En ligne de mire : le troisième cycle d’évaluations mutuelles, conduites selon la méthodologie du Groupe d’action financière (GAFI). Un exercice loin d’être anodin pour les pays de la région, leur conformité aux standards internationaux pouvant déterminer leur exposition au risque de figurer sur la liste grise.
La liste grise en embuscade
Derrière ce jargon réglementaire se cache un enjeu très concret pour les économies ouest-africaines. Une dégradation du statut d’un pays peut renchérir les relations de correspondance bancaire, rallonger les procédures de conformité et pousser certaines banques internationales à réduire, voire à abandonner, leurs activités sur des marchés jugés trop coûteux à surveiller.
Pour les économies fortement dépendantes des flux en dollars et en euros, la facture peut rapidement grimper. Jallow veut donc renforcer les moyens des institutions financières afin qu’elles soient mieux armées pour détecter les fonds illicites et empêcher leur circulation dans les systèmes bancaires nationaux et régionaux.
Un GIABA à nouveau au complet
Le nouveau patron du GIABA hérite également d’une organisation dont le périmètre vient de changer. Le Burkina Faso, le Mali et le Niger, qui ont quitté la CEDEAO, ont réintégré le GIABA en février 2026, après l’acceptation de leurs demandes en décembre 2025 et le règlement de leurs cotisations.
Le dispositif régional de lutte contre le blanchiment et le financement du terrorisme couvre donc de nouveau les trois pays de l’Alliance des États du Sahel (AES).
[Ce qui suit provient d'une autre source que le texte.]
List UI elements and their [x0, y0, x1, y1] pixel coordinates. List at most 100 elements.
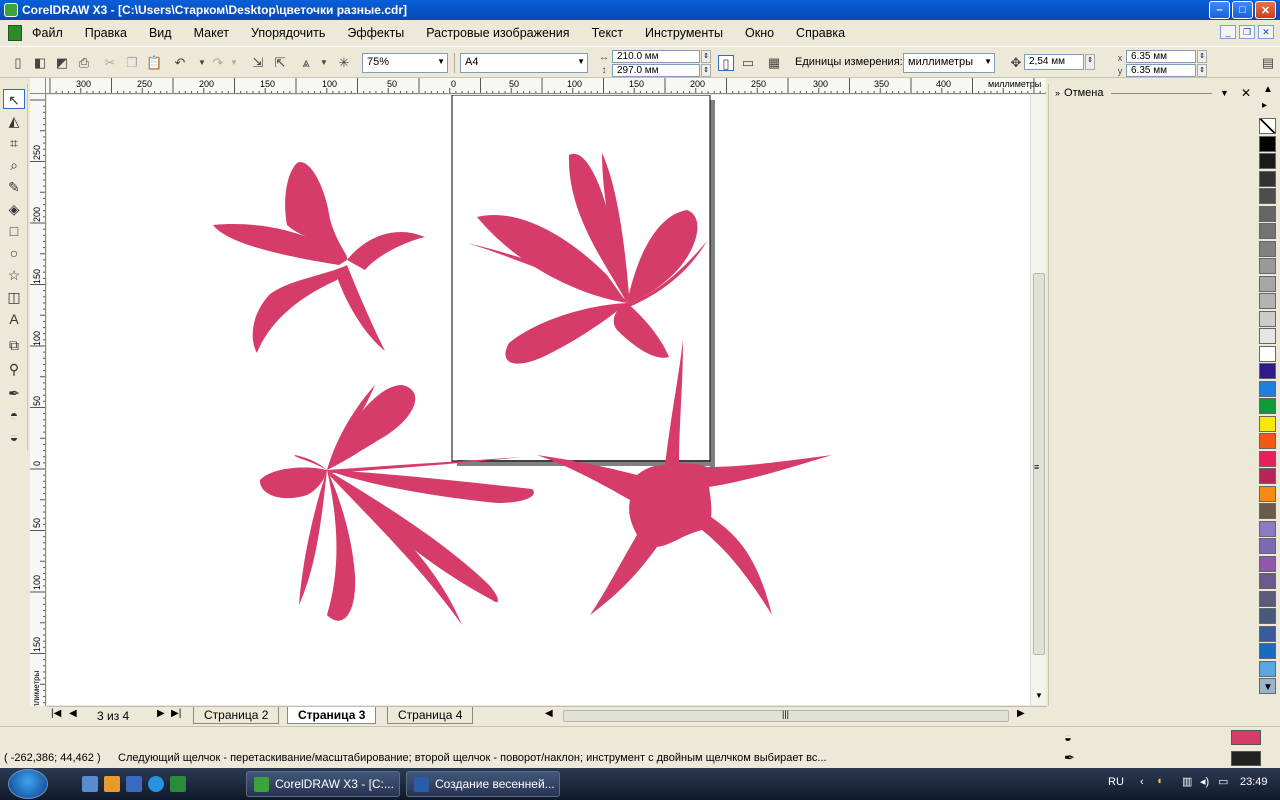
palette-swatch[interactable] — [1259, 573, 1276, 589]
palette-swatch[interactable] — [1259, 433, 1276, 449]
show-desktop-icon[interactable] — [82, 776, 98, 792]
portrait-orientation-icon[interactable]: ▯ — [718, 55, 734, 71]
palette-swatch[interactable] — [1259, 660, 1276, 677]
palette-swatch[interactable] — [1259, 363, 1276, 379]
redo-dropdown-icon[interactable]: ▼ — [226, 55, 242, 71]
menu-view[interactable]: Вид — [149, 26, 172, 40]
import-icon[interactable]: ⇲ — [250, 55, 266, 71]
spinner-icon[interactable]: ⇕ — [701, 64, 711, 77]
spinner-icon[interactable]: ⇕ — [1197, 50, 1207, 63]
previous-page-icon[interactable]: ◀ — [69, 708, 77, 719]
launcher-dropdown-icon[interactable]: ▼ — [316, 55, 332, 71]
palette-swatch[interactable] — [1259, 608, 1276, 624]
menu-tools[interactable]: Инструменты — [645, 26, 723, 40]
page-height-input[interactable]: 297.0 мм ⇕ — [612, 64, 711, 77]
new-document-icon[interactable]: ▯ — [10, 55, 26, 71]
network-icon[interactable]: ▥ — [1182, 775, 1192, 788]
open-icon[interactable]: ◧ — [32, 55, 48, 71]
doc-close-button[interactable]: ✕ — [1258, 25, 1274, 39]
palette-swatch[interactable] — [1259, 625, 1276, 642]
save-icon[interactable]: ◩ — [54, 55, 70, 71]
tray-chevron-icon[interactable]: ‹ — [1140, 776, 1144, 788]
spinner-icon[interactable]: ⇕ — [701, 50, 711, 63]
palette-swatch[interactable] — [1259, 485, 1276, 502]
palette-swatch[interactable] — [1259, 520, 1276, 537]
basic-shapes-tool-icon[interactable]: ◫ — [3, 287, 25, 307]
tab-page-2[interactable]: Страница 2 — [193, 707, 280, 724]
last-page-icon[interactable]: ▶| — [171, 708, 181, 719]
nudge-distance-input[interactable]: 2,54 мм ⇕ — [1024, 54, 1095, 70]
palette-swatch[interactable] — [1259, 328, 1276, 344]
vertical-ruler[interactable]: 250 200 150 100 50 0 50 100 150 миллимет… — [30, 94, 46, 706]
palette-swatch[interactable] — [1259, 240, 1276, 257]
paste-icon[interactable]: 📋 — [146, 55, 162, 71]
palette-swatch[interactable] — [1259, 450, 1276, 467]
cut-icon[interactable]: ✂ — [102, 55, 118, 71]
clock[interactable]: 23:49 — [1240, 776, 1268, 788]
crop-tool-icon[interactable]: ⌗ — [3, 133, 25, 153]
display-icon[interactable]: ▭ — [1218, 775, 1228, 788]
drawing-canvas[interactable] — [47, 95, 1030, 705]
paper-size-combo[interactable]: A4 ▼ — [460, 53, 588, 73]
copy-icon[interactable]: ❐ — [124, 55, 140, 71]
horizontal-ruler[interactable]: 300 250 200 150 100 50 0 50 100 150 200 … — [46, 78, 1046, 94]
first-page-icon[interactable]: |◀ — [51, 708, 61, 719]
page-width-input[interactable]: 210.0 мм ⇕ — [612, 50, 711, 63]
interactive-fill-tool-icon[interactable]: ◒ — [3, 427, 25, 447]
palette-swatch[interactable] — [1259, 153, 1276, 169]
freehand-tool-icon[interactable]: ✎ — [3, 177, 25, 197]
palette-swatch[interactable] — [1259, 590, 1276, 607]
fill-color-swatch[interactable] — [1231, 730, 1261, 745]
switch-windows-icon[interactable] — [126, 776, 142, 792]
docker-collapse-icon[interactable]: » — [1055, 88, 1060, 98]
drawing-area[interactable] — [47, 95, 1030, 705]
polygon-tool-icon[interactable]: ☆ — [3, 265, 25, 285]
ellipse-tool-icon[interactable]: ○ — [3, 243, 25, 263]
task-word-document[interactable]: Создание весенней... — [406, 771, 560, 797]
smart-fill-tool-icon[interactable]: ◈ — [3, 199, 25, 219]
zoom-tool-icon[interactable]: ⌕ — [3, 155, 25, 175]
excel-icon[interactable] — [170, 776, 186, 792]
menu-window[interactable]: Окно — [745, 26, 774, 40]
units-combo[interactable]: миллиметры ▼ — [903, 53, 995, 73]
palette-swatch[interactable] — [1259, 258, 1276, 274]
palette-swatch[interactable] — [1259, 223, 1276, 239]
palette-swatch[interactable] — [1259, 188, 1276, 204]
export-icon[interactable]: ⇱ — [272, 55, 288, 71]
redo-icon[interactable]: ↷ — [210, 55, 226, 71]
palette-swatch[interactable] — [1259, 118, 1276, 134]
menu-bitmaps[interactable]: Растровые изображения — [426, 26, 569, 40]
duplicate-y-input[interactable]: 6.35 мм ⇕ — [1126, 64, 1207, 77]
text-tool-icon[interactable]: A — [3, 309, 25, 329]
rectangle-tool-icon[interactable]: □ — [3, 221, 25, 241]
palette-swatch[interactable] — [1259, 538, 1276, 554]
palette-swatch[interactable] — [1259, 468, 1276, 484]
vertical-scrollbar[interactable]: ≡ ▼ — [1030, 95, 1046, 705]
tab-page-3[interactable]: Страница 3 — [287, 707, 377, 724]
menu-text[interactable]: Текст — [592, 26, 623, 40]
maximize-button[interactable]: □ — [1232, 1, 1253, 19]
fill-tool-icon[interactable]: ◓ — [3, 405, 25, 425]
radial-flower-shape[interactable] — [259, 385, 534, 625]
menu-arrange[interactable]: Упорядочить — [251, 26, 325, 40]
tray-app-icon[interactable]: ◖ — [1156, 775, 1163, 787]
volume-icon[interactable]: ◂) — [1200, 775, 1209, 788]
palette-swatch[interactable] — [1259, 345, 1276, 362]
outline-tool-icon[interactable]: ✒ — [3, 383, 25, 403]
tab-page-4[interactable]: Страница 4 — [387, 707, 474, 724]
zoom-level-combo[interactable]: 75% ▼ — [362, 53, 448, 73]
application-launcher-icon[interactable]: ⩓ — [298, 55, 314, 71]
palette-swatch[interactable] — [1259, 205, 1276, 222]
start-button[interactable] — [8, 769, 48, 799]
ruler-origin[interactable] — [30, 78, 46, 94]
palette-swatch[interactable] — [1259, 170, 1276, 187]
menu-edit[interactable]: Правка — [85, 26, 127, 40]
internet-explorer-icon[interactable] — [148, 776, 164, 792]
horizontal-scrollbar[interactable]: ||| — [563, 709, 1009, 722]
menu-help[interactable]: Справка — [796, 26, 845, 40]
undo-icon[interactable]: ↶ — [172, 55, 188, 71]
fan-flower-shape[interactable] — [467, 153, 707, 364]
media-player-icon[interactable] — [104, 776, 120, 792]
task-coreldraw[interactable]: CorelDRAW X3 - [C:... — [246, 771, 400, 797]
spinner-icon[interactable]: ⇕ — [1085, 54, 1095, 70]
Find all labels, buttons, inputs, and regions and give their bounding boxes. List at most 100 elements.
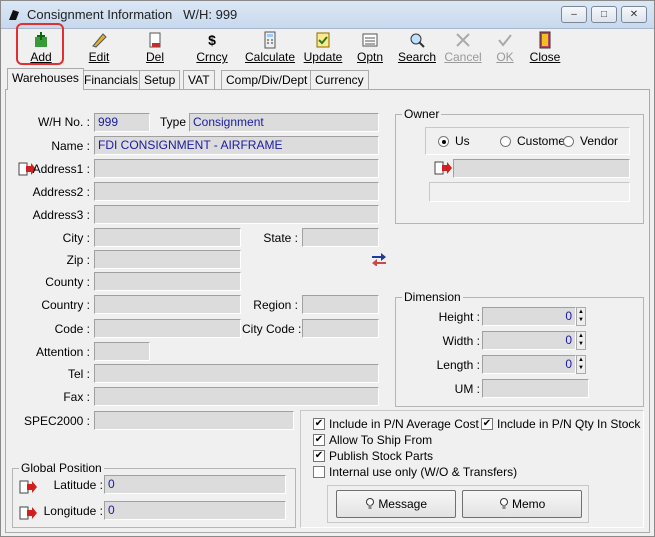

Une configuration qui pourrait donner une dimension supplémentaire au mandat de Jallow, alors que les relations entre les États de l’AES et les institutions régionales restent complexes.
Un homme du sérail
À 60 ans, Mam Cherno Jallow connaît bien les arcanes de la coopération ouest-africaine. Né le 10 juillet 1966 à Banjul, cet économiste financier est titulaire d’un MBA en banque et finance du CESAG de Dakar et d’une licence en sciences économiques de l’Université islamique internationale de Kuala Lumpur.
Son parcours l’a surtout conduit vers la stratégie institutionnelle. Entre 2010 et 2015, il a dirigé la Fédération des chambres de commerce et d’industrie d’Afrique de l’Ouest, avant d’occuper plusieurs fonctions liées à la coopération et à la planification stratégique au sein de la Commission de la CEDEAO à Abuja.
Une promotion interne
Jallow connaît également les rouages du GIABA de l’intérieur. Il y a fait son entrée en janvier 2022 comme chef de la planification stratégique et de la mobilisation des ressources. Depuis janvier 2024, il assurait par intérim la direction de l’administration et des finances.
Il succède au Libérien Edwin W. Harris Jr., qui dirigeait l’institution depuis août 2022. Pour son successeur, le chantier est désormais clairement balisé : consolider les capacités du GIABA, préparer les prochaines évaluations et préserver la crédibilité du dispositif régional face aux exigences croissantes du GAFI.
Un mandat à la croisée de la conformité financière, de la diplomatie régionale et, surtout, de la confiance des investisseurs et des banques internationales.